Exclusive: Three ways innovation is set to transform the fresh produce supply chain

The fresh produce supply chain was once pretty much invisible, but today’s consumers are eager to know the story of how and where their food is grown and packaged.

It's a story that impacts upon the growers, the shippers and the wholesalers, as well as both small and major retailers across the UK.

A recent report from Innovative Fresh and Pink Sky stated: “It is increasingly important to talk to customers about food production, food miles, ingredients, health, ethics and value. Innovation in supply chain management from field to fork will form an enormous part of the future of food production”.

Freshtalk Daily has taken a look at the many innovations surrounding the fresh produce supply chain and has selected three use cases that we feel will most impact the industry in the coming months.

1. Produce tracking through ‘Big Data’

The confusion surrounding the fresh produce supply chain under the cloud of Brexit has meant that the volatility of goods, in terms of logistics, has never been greater.

Keeping track of the freshness levels of perishables is vital, so innovations that use data (in the form of digital records) are set to make a huge impact upon fresh produce inventory.

Companies like IBM are investing heavily in product tracking innovation and ‘Cloud’ information storage for both importers and exporters to provide a freshness knowledge-base for the industry.

IMD Professor, Ralf Seifert, who specialises in digitalization trends in the supply chain explains that:

“Having digital records for the entry and exit of products at each stage of the supply chain can help ensure a ‘first in, first out’ policy for fresh produce, which will decrease inventory age – and therefore reduce shrinkage due to spoilage.

“Digital supply chain solutions, therefore, provide enormous potential for accurate demand forecasting and better inventory management. “

Dr. John Ryan, a global food safety expert, agrees that digital-tracking is the way of the future, adding: “When food enters a transportation area, it basically becomes invisible. Nobody knows where it is. Nobody knows what conditions it’s being shipped under. The old adage rings true; you can’t manage what you can’t measure.”

2. Robotics in agriculture

The lack of seasonal workers has, over recent years, been a huge bone of contention for UK growers, so its no surprise that innovation in this arena is set to make a huge impact.

Fieldwork Robotics, a spin-out from the University of Plymouth, have recently made headlines with the successful trial of their raspberry picking robot, developed in partnership with Hall Hunter, one of Britain’s main berry growers, who supply Tesco, Marks & Spencer and Waitrose.

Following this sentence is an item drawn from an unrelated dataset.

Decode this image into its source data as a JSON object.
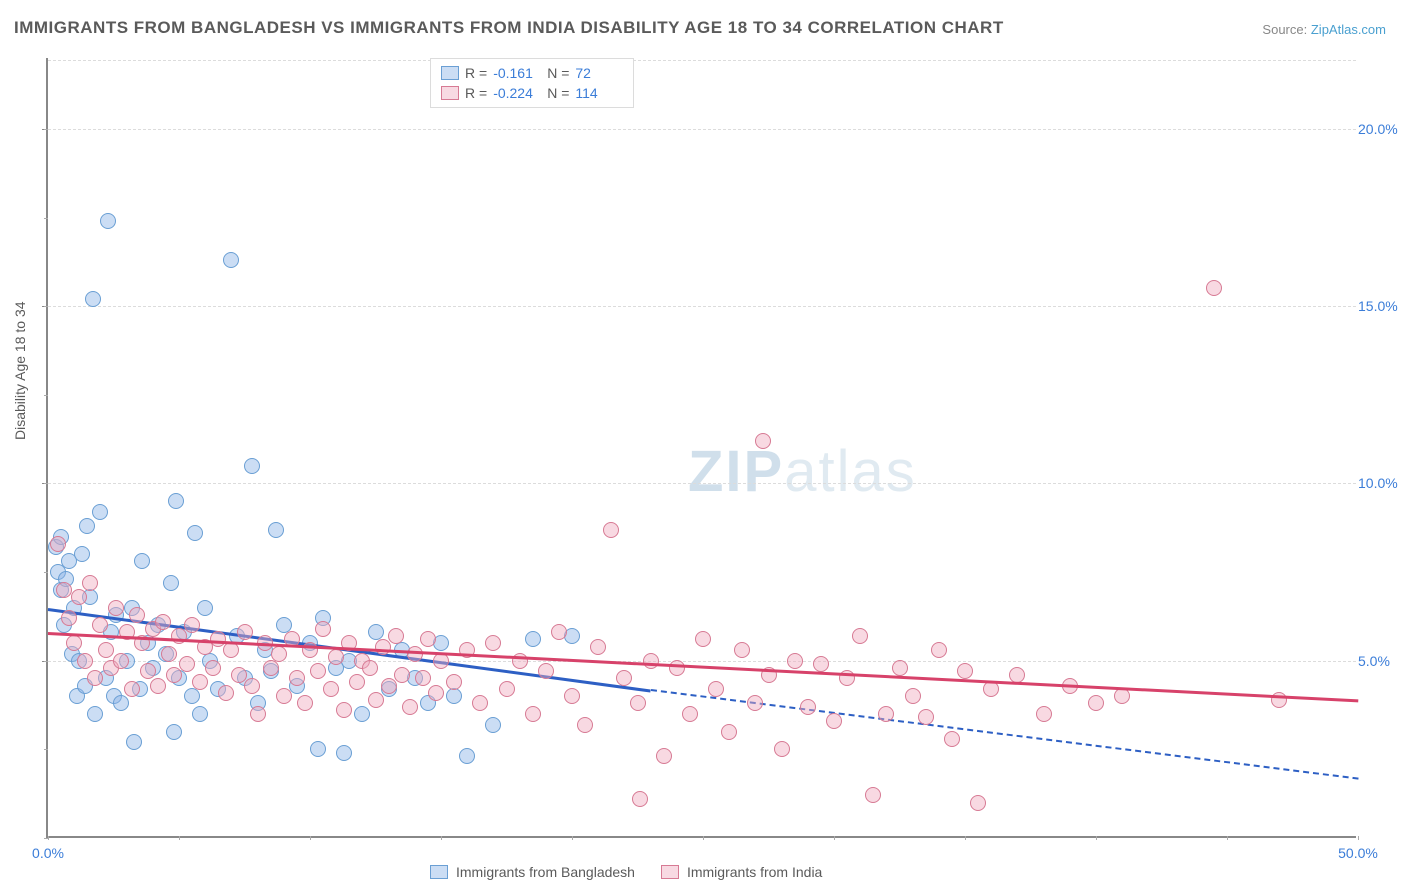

The developers explain: “Guided by sensors and 3D cameras, the robot’s gripper picks a raspberry in 10 seconds or less and drops it in a tray where the fruit gets sorted by maturity, before being moved into punnets, ready to be transported to supermarkets.

“The final robot version, which we hope will go into production next year, will have four grippers, all picking simultaneously.”

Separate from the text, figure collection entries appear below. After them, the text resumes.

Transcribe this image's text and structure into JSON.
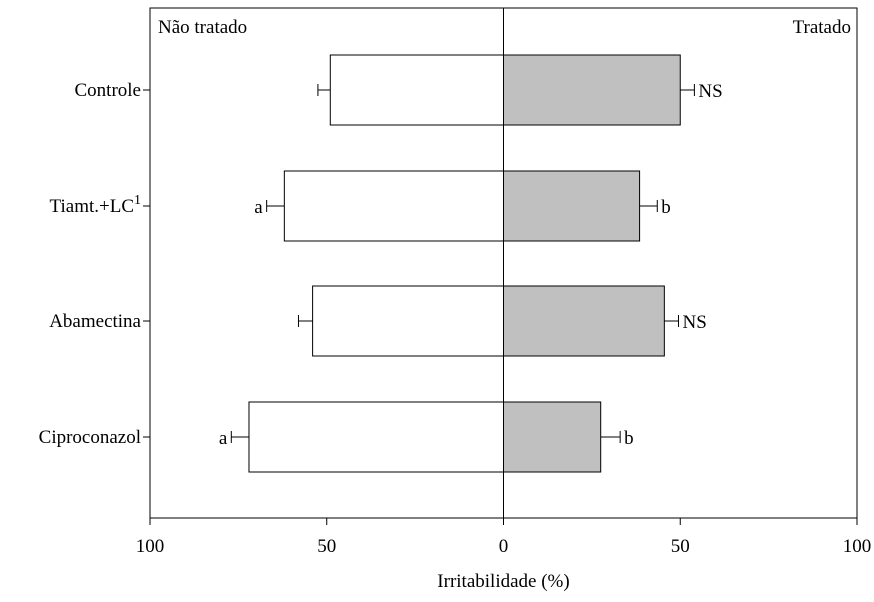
{
  "chart_data": {
    "type": "bar",
    "orientation": "horizontal-bidirectional",
    "left_panel_label": "Não tratado",
    "right_panel_label": "Tratado",
    "xlabel": "Irritabilidade (%)",
    "xlim": [
      -100,
      100
    ],
    "x_tick_values": [
      -100,
      -50,
      0,
      50,
      100
    ],
    "x_tick_labels": [
      "100",
      "50",
      "0",
      "50",
      "100"
    ],
    "grid": false,
    "categories": [
      "Controle",
      "Tiamt.+LC",
      "Abamectina",
      "Ciproconazol"
    ],
    "category_superscripts": [
      "",
      "1",
      "",
      ""
    ],
    "series": [
      {
        "name": "Não tratado",
        "color": "#ffffff",
        "values": [
          49,
          62,
          54,
          72
        ],
        "errors": [
          3.5,
          5,
          4,
          5
        ],
        "labels": [
          "",
          "a",
          "",
          "a"
        ]
      },
      {
        "name": "Tratado",
        "color": "#c0c0c0",
        "values": [
          50,
          38.5,
          45.5,
          27.5
        ],
        "errors": [
          4,
          5,
          4,
          5.5
        ],
        "labels": [
          "NS",
          "b",
          "NS",
          "b"
        ]
      }
    ]
  }
}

3. Enabling a ‘Just in Time’ supply chain ethos

Modern AI technology, such as Machine Learning, can provide real-time visibility into supply and demand data and allow smaller retailers to purchase only what their customers want, in turn, minimising waste and maximising freshness.

One retailer who has adopted a ‘Just in Time’ approach to supply chain management is online grocery store, PicNic.

Their supply chain planner, Linda Rietveld, explains why the small US-based company is flourishing as a result of the decision:

“A just-in-time supply chain is a simple concept: minimise the number of goods held in stock. Perishable goods (apples, avocados, etc) become part of a fluid supply chain and never sit for long periods in storage. This reduces the time between harvest and consumption, maximising freshness for all the products that our customers order.

Using the latest supply and demand data allows us to only purchase what customers want. That accuracy means that, unlike conventional supermarkets, we don’t keep an oversupply of goods, thus minimising waste across our supply chain.

Working alongside wholesalers, the 'Just in Time' approach is gaining traction within the smaller retail arena in the UK and has already been shown to make an impact upon food waste and shrinkage levels.